Ending subsidies for polluting special interests is an important starting point for putting our fiscal house in order. Subsidies to the fossil fuel industry are ripe to be cut. President Obama has proposed that almost $50 billion in subsidies for fossil fuels be eliminated over the next five years.
The President’s proposal is a good first step, but it is also just the tip of the iceberg of the subsidies that the government is doling out to the fossil fuels industry. We need to eliminate all giveaways to all polluting industries.

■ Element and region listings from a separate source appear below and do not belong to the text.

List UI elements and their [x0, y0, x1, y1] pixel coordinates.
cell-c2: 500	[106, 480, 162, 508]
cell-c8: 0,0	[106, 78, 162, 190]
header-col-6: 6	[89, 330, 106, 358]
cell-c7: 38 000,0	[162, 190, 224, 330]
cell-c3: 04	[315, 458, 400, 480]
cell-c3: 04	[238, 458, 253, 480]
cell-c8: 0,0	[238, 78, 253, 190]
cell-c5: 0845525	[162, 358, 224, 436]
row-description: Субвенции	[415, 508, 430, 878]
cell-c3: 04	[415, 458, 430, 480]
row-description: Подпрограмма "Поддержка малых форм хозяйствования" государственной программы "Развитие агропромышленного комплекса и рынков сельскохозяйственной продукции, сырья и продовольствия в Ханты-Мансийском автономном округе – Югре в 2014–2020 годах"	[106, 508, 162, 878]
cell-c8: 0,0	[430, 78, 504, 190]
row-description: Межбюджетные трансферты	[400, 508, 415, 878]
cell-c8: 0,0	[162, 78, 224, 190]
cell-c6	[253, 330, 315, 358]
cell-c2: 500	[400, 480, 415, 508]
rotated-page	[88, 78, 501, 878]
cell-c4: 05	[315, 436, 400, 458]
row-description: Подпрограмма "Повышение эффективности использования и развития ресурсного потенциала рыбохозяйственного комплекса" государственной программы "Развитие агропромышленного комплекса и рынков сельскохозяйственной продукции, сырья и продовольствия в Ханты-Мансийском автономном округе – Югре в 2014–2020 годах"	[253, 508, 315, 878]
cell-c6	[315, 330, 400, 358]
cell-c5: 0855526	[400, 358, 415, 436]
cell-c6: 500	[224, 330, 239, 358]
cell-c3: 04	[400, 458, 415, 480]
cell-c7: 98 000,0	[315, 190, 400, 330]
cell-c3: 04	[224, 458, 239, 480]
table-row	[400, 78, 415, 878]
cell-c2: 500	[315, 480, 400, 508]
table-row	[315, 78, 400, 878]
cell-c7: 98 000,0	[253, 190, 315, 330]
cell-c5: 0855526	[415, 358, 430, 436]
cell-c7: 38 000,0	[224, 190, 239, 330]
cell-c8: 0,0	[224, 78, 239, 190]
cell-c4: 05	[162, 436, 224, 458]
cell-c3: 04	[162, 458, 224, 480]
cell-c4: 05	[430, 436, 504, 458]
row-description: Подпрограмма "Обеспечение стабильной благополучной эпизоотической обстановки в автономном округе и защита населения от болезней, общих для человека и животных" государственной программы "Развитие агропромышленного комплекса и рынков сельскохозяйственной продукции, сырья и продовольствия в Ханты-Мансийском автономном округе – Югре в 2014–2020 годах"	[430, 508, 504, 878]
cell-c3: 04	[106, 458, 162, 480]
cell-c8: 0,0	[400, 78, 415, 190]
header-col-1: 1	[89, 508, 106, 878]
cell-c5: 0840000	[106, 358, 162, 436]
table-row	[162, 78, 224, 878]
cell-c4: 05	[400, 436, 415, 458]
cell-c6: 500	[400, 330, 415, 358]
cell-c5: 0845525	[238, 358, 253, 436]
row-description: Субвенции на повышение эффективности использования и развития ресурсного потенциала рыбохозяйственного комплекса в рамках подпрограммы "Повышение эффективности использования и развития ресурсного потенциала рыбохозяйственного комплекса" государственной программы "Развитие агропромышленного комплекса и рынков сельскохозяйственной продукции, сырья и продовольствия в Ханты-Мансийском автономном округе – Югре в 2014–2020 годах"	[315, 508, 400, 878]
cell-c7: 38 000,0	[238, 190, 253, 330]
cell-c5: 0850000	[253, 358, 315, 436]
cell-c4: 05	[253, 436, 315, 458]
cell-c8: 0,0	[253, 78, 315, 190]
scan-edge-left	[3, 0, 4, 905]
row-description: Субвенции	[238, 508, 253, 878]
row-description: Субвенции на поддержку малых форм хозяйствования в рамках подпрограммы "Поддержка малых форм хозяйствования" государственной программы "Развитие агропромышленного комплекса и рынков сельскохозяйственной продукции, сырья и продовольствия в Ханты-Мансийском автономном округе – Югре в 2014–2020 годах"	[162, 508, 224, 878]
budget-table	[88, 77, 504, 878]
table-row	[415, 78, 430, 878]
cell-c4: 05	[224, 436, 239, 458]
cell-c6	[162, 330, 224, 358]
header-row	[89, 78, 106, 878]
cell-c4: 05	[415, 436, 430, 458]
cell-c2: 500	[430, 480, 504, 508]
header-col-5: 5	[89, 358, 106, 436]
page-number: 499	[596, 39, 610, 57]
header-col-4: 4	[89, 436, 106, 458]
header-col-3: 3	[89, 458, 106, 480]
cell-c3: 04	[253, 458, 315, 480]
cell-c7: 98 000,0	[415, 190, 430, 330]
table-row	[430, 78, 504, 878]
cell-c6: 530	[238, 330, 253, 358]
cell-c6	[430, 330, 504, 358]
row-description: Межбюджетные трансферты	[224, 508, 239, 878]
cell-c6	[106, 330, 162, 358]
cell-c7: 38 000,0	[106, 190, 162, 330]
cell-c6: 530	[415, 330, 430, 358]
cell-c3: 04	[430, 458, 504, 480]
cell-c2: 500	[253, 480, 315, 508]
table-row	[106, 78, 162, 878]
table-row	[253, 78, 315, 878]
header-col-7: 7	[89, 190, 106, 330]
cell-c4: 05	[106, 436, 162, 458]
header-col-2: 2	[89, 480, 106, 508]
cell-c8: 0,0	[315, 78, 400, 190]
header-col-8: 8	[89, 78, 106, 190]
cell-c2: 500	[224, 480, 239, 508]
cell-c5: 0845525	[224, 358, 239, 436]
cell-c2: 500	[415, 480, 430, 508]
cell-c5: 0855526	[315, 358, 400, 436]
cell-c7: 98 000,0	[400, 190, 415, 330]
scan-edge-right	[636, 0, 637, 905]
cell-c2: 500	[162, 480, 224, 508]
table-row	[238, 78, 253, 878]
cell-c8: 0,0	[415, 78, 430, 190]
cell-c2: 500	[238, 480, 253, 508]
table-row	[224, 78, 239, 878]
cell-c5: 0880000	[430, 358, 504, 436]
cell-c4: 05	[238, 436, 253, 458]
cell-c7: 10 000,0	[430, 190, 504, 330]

Eliminating harmful subsidies to polluting industries is an important step toward responsible budgeting. But we will also need to reinforce our environmental laws and raise revenue to ensure that we have the money necessary to regulate polluters. Charging polluters for the damage they cause and using the money raised to fund essential government services such as the cleanup from their pollution just makes sense. Friends of the Earth supports a carbon tax, which would charge corporate polluters for their emissions of the carbon pollution that causes climate change, while raising revenue.
There is no reason to sacrifice social services and programs that are in the public interest in order to keep industry fat cats rich. By cutting subsidies to polluters and making them pay for their pollution, we can afford a clean environment, healthy families and good jobs.